Reduction in long-term disability in patients with rheumatoid arthritis by disease-modifying antirheumatic drug–based treatment strategies
Article first published online: 12 DEC 2005
Copyright © 1996 American College of Rheumatology
Arthritis & Rheumatism
Volume 39, Issue 4, pages 616–622, April 1996
How to Cite
Fries, J. F., Williams, C. A., Morfeld, D., Singh, G. and Sibley, J. (1996), Reduction in long-term disability in patients with rheumatoid arthritis by disease-modifying antirheumatic drug–based treatment strategies. Arthritis & Rheumatism, 39: 616–622. doi: 10.1002/art.1780390412
- Issue published online: 12 DEC 2005
- Article first published online: 12 DEC 2005
- Manuscript Accepted: 15 NOV 1995
- Manuscript Received: 28 APR 1995
- NIH. Grant Number: AR-21393
Objective. Therapeutic strategies for rheumatoid arthritis (RA) have been evolving from the traditional “pyramid” approach toward one based upon early and sustained use of disease-modifying antirheumatic drugs (DMARDs), in the hope of improving long-term health outcomes. However, few data to have been presented to document the effects of this approach. We sought to directly assess associations between consistent DMARD use and long-term functional outcomes.

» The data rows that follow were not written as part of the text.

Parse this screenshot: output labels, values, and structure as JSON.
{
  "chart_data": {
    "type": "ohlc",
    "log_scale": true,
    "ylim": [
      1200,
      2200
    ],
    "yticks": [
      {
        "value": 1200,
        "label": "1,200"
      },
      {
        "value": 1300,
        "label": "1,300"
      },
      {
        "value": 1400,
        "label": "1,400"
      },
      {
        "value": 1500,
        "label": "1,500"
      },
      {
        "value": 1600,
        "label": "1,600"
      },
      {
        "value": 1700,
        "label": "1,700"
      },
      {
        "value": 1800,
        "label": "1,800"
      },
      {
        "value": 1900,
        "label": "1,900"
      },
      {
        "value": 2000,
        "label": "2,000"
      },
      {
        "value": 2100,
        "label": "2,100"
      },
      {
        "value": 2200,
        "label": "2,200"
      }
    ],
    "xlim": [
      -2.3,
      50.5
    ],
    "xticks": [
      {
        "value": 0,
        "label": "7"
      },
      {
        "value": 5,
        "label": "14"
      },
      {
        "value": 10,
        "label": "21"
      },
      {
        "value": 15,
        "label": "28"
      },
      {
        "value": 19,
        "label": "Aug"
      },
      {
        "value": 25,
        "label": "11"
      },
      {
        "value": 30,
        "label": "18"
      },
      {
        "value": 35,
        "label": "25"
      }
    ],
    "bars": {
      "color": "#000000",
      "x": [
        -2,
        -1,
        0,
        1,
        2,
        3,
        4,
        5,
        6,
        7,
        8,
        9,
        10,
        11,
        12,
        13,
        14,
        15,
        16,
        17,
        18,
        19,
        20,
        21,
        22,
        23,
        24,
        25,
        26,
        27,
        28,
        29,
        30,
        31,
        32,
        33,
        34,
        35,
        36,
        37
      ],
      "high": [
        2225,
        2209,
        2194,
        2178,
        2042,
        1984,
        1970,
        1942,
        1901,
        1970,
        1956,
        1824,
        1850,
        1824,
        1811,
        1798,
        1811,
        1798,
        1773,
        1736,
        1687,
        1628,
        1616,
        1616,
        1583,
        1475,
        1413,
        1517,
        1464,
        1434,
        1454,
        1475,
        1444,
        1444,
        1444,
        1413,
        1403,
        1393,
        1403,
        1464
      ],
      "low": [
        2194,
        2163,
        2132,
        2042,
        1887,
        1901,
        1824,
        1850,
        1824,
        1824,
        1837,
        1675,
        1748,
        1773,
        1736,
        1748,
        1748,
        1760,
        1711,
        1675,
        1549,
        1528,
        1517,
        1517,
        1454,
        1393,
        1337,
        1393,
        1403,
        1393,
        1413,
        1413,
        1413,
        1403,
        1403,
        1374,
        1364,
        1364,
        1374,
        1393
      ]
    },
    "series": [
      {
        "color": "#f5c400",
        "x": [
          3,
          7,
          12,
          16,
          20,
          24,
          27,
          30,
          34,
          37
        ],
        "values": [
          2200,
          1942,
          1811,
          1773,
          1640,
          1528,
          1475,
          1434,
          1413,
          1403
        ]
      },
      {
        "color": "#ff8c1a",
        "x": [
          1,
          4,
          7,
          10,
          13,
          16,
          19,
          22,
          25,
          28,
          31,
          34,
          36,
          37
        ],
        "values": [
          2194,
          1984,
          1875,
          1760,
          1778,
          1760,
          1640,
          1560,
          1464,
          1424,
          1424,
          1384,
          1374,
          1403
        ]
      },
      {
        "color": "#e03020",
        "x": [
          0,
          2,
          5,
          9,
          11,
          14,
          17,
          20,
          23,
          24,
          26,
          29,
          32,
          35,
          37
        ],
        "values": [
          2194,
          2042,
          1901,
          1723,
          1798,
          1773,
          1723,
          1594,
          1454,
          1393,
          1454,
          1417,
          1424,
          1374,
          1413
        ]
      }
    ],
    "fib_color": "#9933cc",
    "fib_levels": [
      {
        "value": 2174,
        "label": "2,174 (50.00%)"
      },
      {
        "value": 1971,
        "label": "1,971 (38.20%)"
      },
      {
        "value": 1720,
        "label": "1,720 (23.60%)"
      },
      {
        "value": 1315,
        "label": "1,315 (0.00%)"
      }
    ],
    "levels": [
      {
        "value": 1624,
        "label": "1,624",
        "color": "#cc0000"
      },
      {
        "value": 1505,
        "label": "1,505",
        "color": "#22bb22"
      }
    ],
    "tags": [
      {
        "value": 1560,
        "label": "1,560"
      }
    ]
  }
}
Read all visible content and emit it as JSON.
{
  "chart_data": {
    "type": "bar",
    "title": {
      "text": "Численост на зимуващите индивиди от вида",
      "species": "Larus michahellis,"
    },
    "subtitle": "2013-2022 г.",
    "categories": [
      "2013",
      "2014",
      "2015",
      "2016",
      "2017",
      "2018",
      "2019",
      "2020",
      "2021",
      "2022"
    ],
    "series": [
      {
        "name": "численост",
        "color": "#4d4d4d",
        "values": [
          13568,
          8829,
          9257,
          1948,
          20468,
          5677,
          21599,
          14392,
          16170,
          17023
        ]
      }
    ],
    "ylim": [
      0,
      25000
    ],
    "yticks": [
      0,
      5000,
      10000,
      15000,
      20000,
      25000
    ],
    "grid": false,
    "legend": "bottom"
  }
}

Methods. We studied 2,888 RA patients who were followed up prospectively for up to 20 years (average 9 years) at 8 databank centers. The independent variable was the proportion of patient encounters that resulted in treatment with ⩾1 DMARD (hydroxychloroquine, sulfasalazine, auranofin, intramuscular gold, D-penicillamine, methotrexate, and/or azathioprine). The dependent variable was each patient's last recorded Disability Index value from the Health Assessment Questionnaire (HAQ).
Results. Increased DMARD use was strongly associated with better long-term Disability Index values (P < 0.0001). The association was strengthened when restricted to more seriously affected (rheumatoid factor (RF)–positive) patients. The magnitude of the effect, unadjusted, was a difference of 0.53 HAQ Disability units (scale 0–3) between 100% DMARD use and 0%. Correlation coefficients ranged up to 0.26. Effects were similar for all disease duration periods (0–4, 5–9, 10–14, 15–19, and 20+ years). “Control” correlations, with variables computed to represent the proportion of time in which patients were taking either nonsteroidal antiinflammatory drugs or prednisone, failed to show positive associations. A multiple linear regression model, which controlled for age, disease duration, sex, RF positivity, proportion of visits under a prednisone regimen, and initial disability level, included the proportion of time in which patients were taking DMARDs (P < 0.0001), with a model R2 of 0.54. These results were obtained despite an adverse selection bias in which more severely affected individuals were given DMARDs more frequently, and despite absence of data on drug use early in the disease course of many patients. Thus, these results, which suggest up to a 30% reduction in longterm disability with consistent DMARD use, are most likely conservative.
Conclusion. An association between consistent DMARD use and improvement in long-term functional outcomes in RA is supported by these data.